Regardless if what reputation Microsoft may carry when it comes to the originality of its software, there’s no question that the company brings a lot of technology to both businesses and end users.
Yesterday, Microsoft was proud to announce that it had been awarded its 10,000th U.S. patent. The achievement unlocked is likely a result of the $8 billion a year Microsoft spends on R&D, more than any other company in the industry. Outside the industry, Microsoft ranks fourth among companies receiving the most U.S. patents, with just over 2,000 patents in 2008.
“Most technology companies, Microsoft included, have been increasing their emphasis on IP in recent years, trying to derive greater business value from their intellectual assets,” says Bart Eppenauer, chief patent counsel, who oversees Microsoft’s patent portfolio. “One way to value a patent portfolio is to look at the quantity of patents it contains. Another way is to look at the influence the portfolio has on others.”
There is an argument that, as much as patents protect and reward innovation, it also restricts new implementations and ideas. Microsoft did point out in its announcement that since late 2003, the company shifted “from a defensive posture to a proactive, collaborative one” when it comes to licensing its patented technologies.
“Patents are the currency of innovation,” says Eppenauer. “What we’re seeing more often in the past several years is that patents and IP are now serving as bridges to collaboration through licensing and other technology collaboration. … Let’s face it, the days of the self-contained, go-it-alone company are over. This is especially true during the current economic downturn. Open innovation is more critical than ever in today’s business world.”
The milestone patent is U.S. Patent No. 7,479,950 and Microsoft’s Surface technology. The patent is for a surface to recognize an object that is placed on top of it, which then triggers an associated program or files to open. For example, one could place an associated souvenir from a trip on the surface, which would then start a slideshow of photos collected during travel. Even the orientation or motion of the souvenir could change behavior, such as slideshow speed.
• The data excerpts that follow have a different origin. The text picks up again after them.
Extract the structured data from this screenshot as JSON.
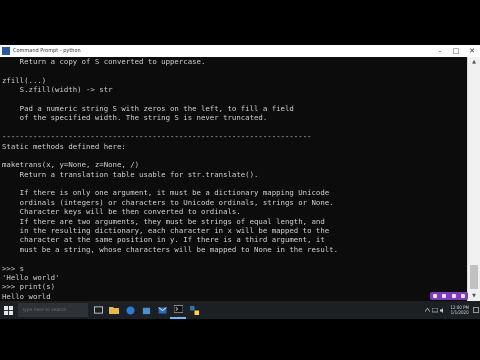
{
  "window": {
    "title": "Command Prompt - python"
  },
  "console": {
    "lines": [
      "    Return a copy of S converted to uppercase.",
      "",
      "zfill(...)",
      "    S.zfill(width) -> str",
      "",
      "    Pad a numeric string S with zeros on the left, to fill a field",
      "    of the specified width. The string S is never truncated.",
      "",
      "----------------------------------------------------------------------",
      "Static methods defined here:",
      "",
      "maketrans(x, y=None, z=None, /)",
      "    Return a translation table usable for str.translate().",
      "",
      "    If there is only one argument, it must be a dictionary mapping Unicode",
      "    ordinals (integers) or characters to Unicode ordinals, strings or None.",
      "    Character keys will be then converted to ordinals.",
      "    If there are two arguments, they must be strings of equal length, and",
      "    in the resulting dictionary, each character in x will be mapped to the",
      "    character at the same position in y. If there is a third argument, it",
      "    must be a string, whose characters will be mapped to None in the result.",
      "",
      ">>> s",
      "'Hello world'",
      ">>> print(s)",
      "Hello world",
      ">>>"
    ]
  },
  "taskbar": {
    "search_placeholder": "Type here to search",
    "clock_time": "12:00 PM",
    "clock_date": "1/1/2020"
  },
  "colors": {
    "console_bg": "#0c0c0c",
    "console_fg": "#d4d4d4",
    "taskbar_bg": "#1b2024",
    "accent": "#7b3fb5"
  },
  "icons": {
    "window": "cmd-icon",
    "minimize": "minimize-icon",
    "maximize": "maximize-icon",
    "close": "close-icon",
    "start": "windows-start-icon",
    "search": "search-icon",
    "task_view": "task-view-icon",
    "explorer": "folder-icon",
    "browser": "browser-icon",
    "terminal": "terminal-icon"
  }
}
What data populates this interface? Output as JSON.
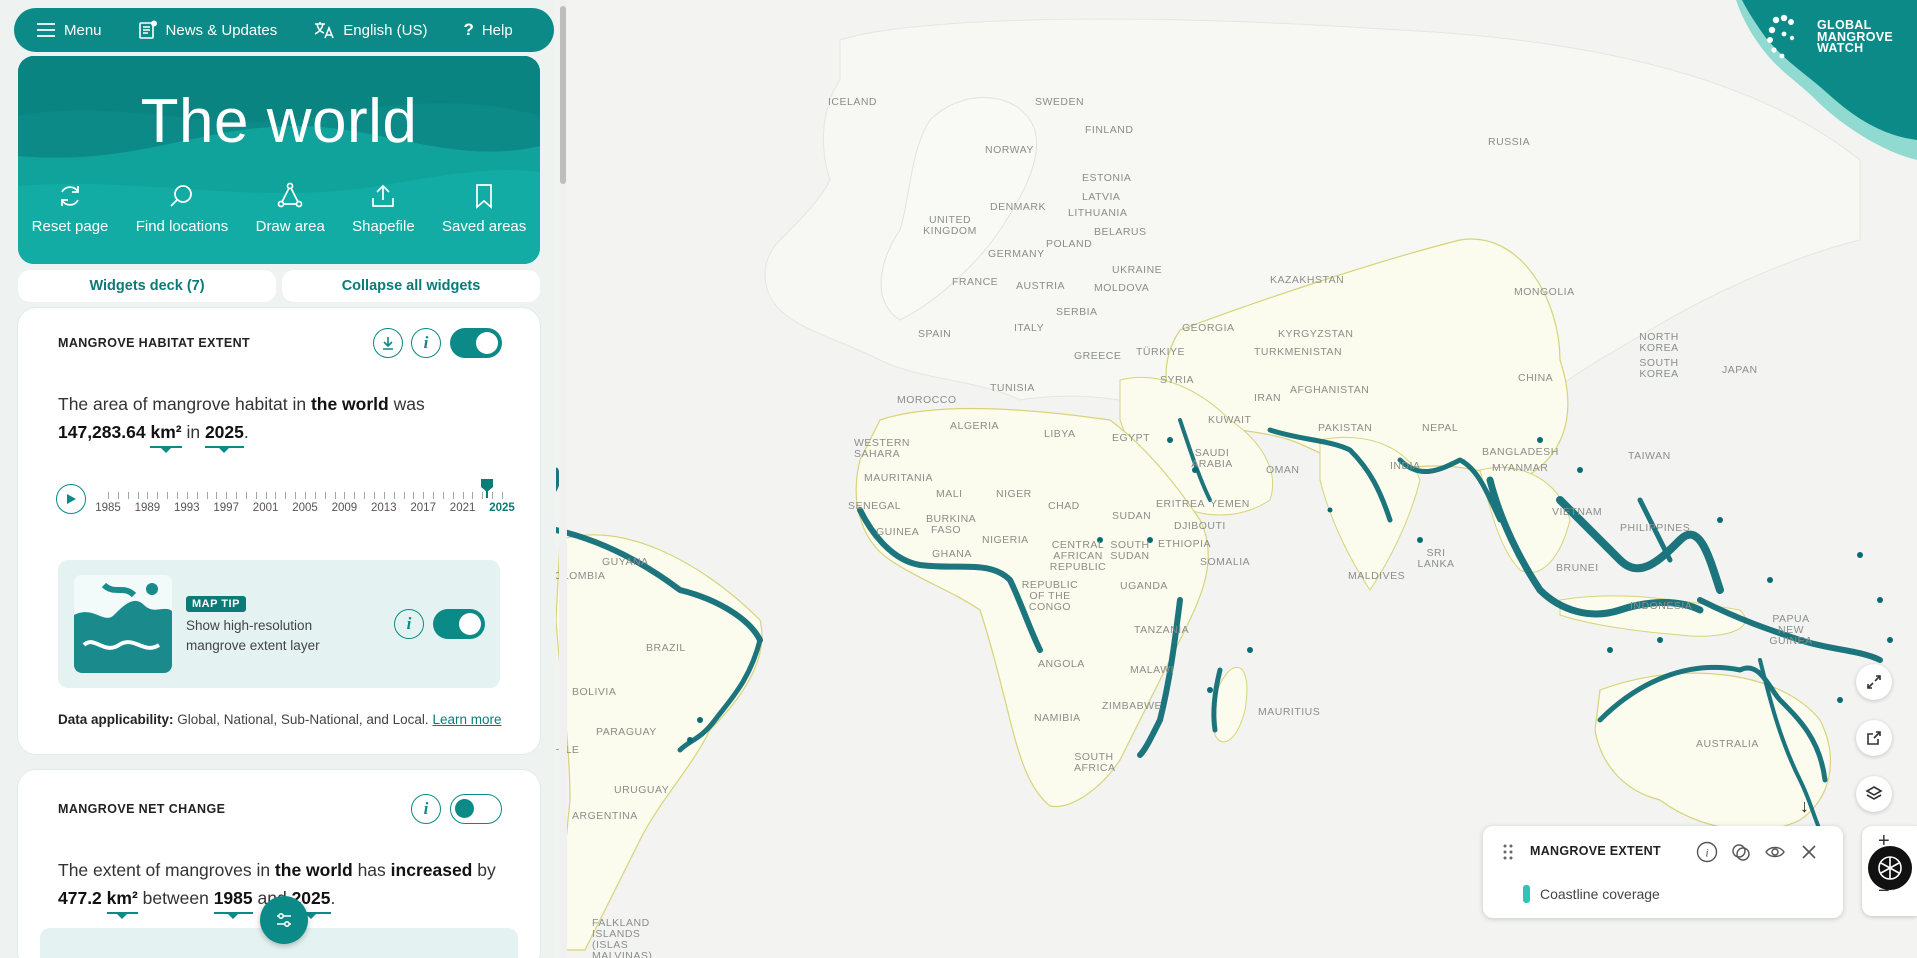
{
  "nav": {
    "menu": "Menu",
    "news": "News & Updates",
    "language": "English (US)",
    "help": "Help"
  },
  "hero": {
    "title": "The world",
    "tools": [
      "Reset page",
      "Find locations",
      "Draw area",
      "Shapefile",
      "Saved areas"
    ]
  },
  "deck": {
    "widgets_deck": "Widgets deck (7)",
    "collapse": "Collapse all widgets"
  },
  "widget_extent": {
    "title": "MANGROVE HABITAT EXTENT",
    "text_pre": "The area of mangrove habitat in ",
    "location": "the world",
    "text_was": " was",
    "area": "147,283.64",
    "unit": "km²",
    "text_in": " in ",
    "year": "2025",
    "text_end": ".",
    "years": [
      "1985",
      "1989",
      "1993",
      "1997",
      "2001",
      "2005",
      "2009",
      "2013",
      "2017",
      "2021",
      "2025"
    ],
    "selected_year": "2025",
    "tip_badge": "MAP TIP",
    "tip_text": "Show high-resolution mangrove extent layer",
    "applicability_label": "Data applicability:",
    "applicability_value": " Global, National, Sub-National, and Local. ",
    "learn_more": "Learn more"
  },
  "widget_net": {
    "title": "MANGROVE NET CHANGE",
    "text_pre": "The extent of mangroves in ",
    "location": "the world",
    "text_has": " has ",
    "trend": "increased",
    "text_by": " by",
    "value": "477.2",
    "unit": "km²",
    "text_between": " between ",
    "year_start": "1985",
    "text_and": " and ",
    "year_end": "2025",
    "text_end": "."
  },
  "brand": {
    "line1": "GLOBAL",
    "line2": "MANGROVE",
    "line3": "WATCH"
  },
  "legend": {
    "title": "MANGROVE EXTENT",
    "item": "Coastline coverage"
  },
  "map_labels": [
    {
      "text": "ICELAND"
    },
    {
      "text": "SWEDEN"
    },
    {
      "text": "FINLAND"
    },
    {
      "text": "NORWAY"
    },
    {
      "text": "ESTONIA"
    },
    {
      "text": "LATVIA"
    },
    {
      "text": "LITHUANIA"
    },
    {
      "text": "DENMARK"
    },
    {
      "text": "UNITED KINGDOM"
    },
    {
      "text": "BELARUS"
    },
    {
      "text": "POLAND"
    },
    {
      "text": "GERMANY"
    },
    {
      "text": "UKRAINE"
    },
    {
      "text": "FRANCE"
    },
    {
      "text": "AUSTRIA"
    },
    {
      "text": "MOLDOVA"
    },
    {
      "text": "SERBIA"
    },
    {
      "text": "SPAIN"
    },
    {
      "text": "ITALY"
    },
    {
      "text": "GEORGIA"
    },
    {
      "text": "GREECE"
    },
    {
      "text": "TÜRKIYE"
    },
    {
      "text": "RUSSIA"
    },
    {
      "text": "KAZAKHSTAN"
    },
    {
      "text": "MONGOLIA"
    },
    {
      "text": "KYRGYZSTAN"
    },
    {
      "text": "TURKMENISTAN"
    },
    {
      "text": "NORTH KOREA"
    },
    {
      "text": "SOUTH KOREA"
    },
    {
      "text": "JAPAN"
    },
    {
      "text": "CHINA"
    },
    {
      "text": "AFGHANISTAN"
    },
    {
      "text": "IRAN"
    },
    {
      "text": "SYRIA"
    },
    {
      "text": "TUNISIA"
    },
    {
      "text": "MOROCCO"
    },
    {
      "text": "ALGERIA"
    },
    {
      "text": "LIBYA"
    },
    {
      "text": "EGYPT"
    },
    {
      "text": "KUWAIT"
    },
    {
      "text": "PAKISTAN"
    },
    {
      "text": "NEPAL"
    },
    {
      "text": "BANGLADESH"
    },
    {
      "text": "INDIA"
    },
    {
      "text": "MYANMAR"
    },
    {
      "text": "TAIWAN"
    },
    {
      "text": "SAUDI ARABIA"
    },
    {
      "text": "OMAN"
    },
    {
      "text": "WESTERN SAHARA"
    },
    {
      "text": "MAURITANIA"
    },
    {
      "text": "MALI"
    },
    {
      "text": "NIGER"
    },
    {
      "text": "CHAD"
    },
    {
      "text": "SUDAN"
    },
    {
      "text": "ERITREA"
    },
    {
      "text": "YEMEN"
    },
    {
      "text": "DJIBOUTI"
    },
    {
      "text": "SENEGAL"
    },
    {
      "text": "GUINEA"
    },
    {
      "text": "BURKINA FASO"
    },
    {
      "text": "GHANA"
    },
    {
      "text": "NIGERIA"
    },
    {
      "text": "CENTRAL AFRICAN REPUBLIC"
    },
    {
      "text": "SOUTH SUDAN"
    },
    {
      "text": "ETHIOPIA"
    },
    {
      "text": "SOMALIA"
    },
    {
      "text": "REPUBLIC OF THE CONGO"
    },
    {
      "text": "UGANDA"
    },
    {
      "text": "TANZANIA"
    },
    {
      "text": "ANGOLA"
    },
    {
      "text": "MALAWI"
    },
    {
      "text": "ZIMBABWE"
    },
    {
      "text": "NAMIBIA"
    },
    {
      "text": "SOUTH AFRICA"
    },
    {
      "text": "MAURITIUS"
    },
    {
      "text": "MALDIVES"
    },
    {
      "text": "SRI LANKA"
    },
    {
      "text": "VIETNAM"
    },
    {
      "text": "PHILIPPINES"
    },
    {
      "text": "BRUNEI"
    },
    {
      "text": "INDONESIA"
    },
    {
      "text": "PAPUA NEW GUINEA"
    },
    {
      "text": "AUSTRALIA"
    },
    {
      "text": "GUYANA"
    },
    {
      "text": "BRAZIL"
    },
    {
      "text": "BOLIVIA"
    },
    {
      "text": "PARAGUAY"
    },
    {
      "text": "URUGUAY"
    },
    {
      "text": "ARGENTINA"
    },
    {
      "text": "CHILE"
    },
    {
      "text": "COLOMBIA"
    },
    {
      "text": "FALKLAND ISLANDS (ISLAS MALVINAS)"
    }
  ],
  "colors": {
    "brand_teal": "#0b8a87",
    "mangrove": "#0a6a74",
    "land": "#fbfbf0",
    "border": "#d8d37a"
  }
}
Microsoft also gave the following example as another potential use for the surface technology: “When the teenage son places his keys on a surface computer, the technology recognizes them and automatically brings up sports scores, his playlist and his homework assignment. Later, when mom puts her purse on the surface, the computer can automatically bring up several predetermined items, including her daughter’s soccer game schedule and maps with driving directions to the away games.”
Curtis Wong, one of four co-inventors of the patent from Microsoft Research, said, “Surface computing gives people instant access to digital information in a new way. The goal of this patent is to make the interaction between the physical and virtual worlds a little more seamless.”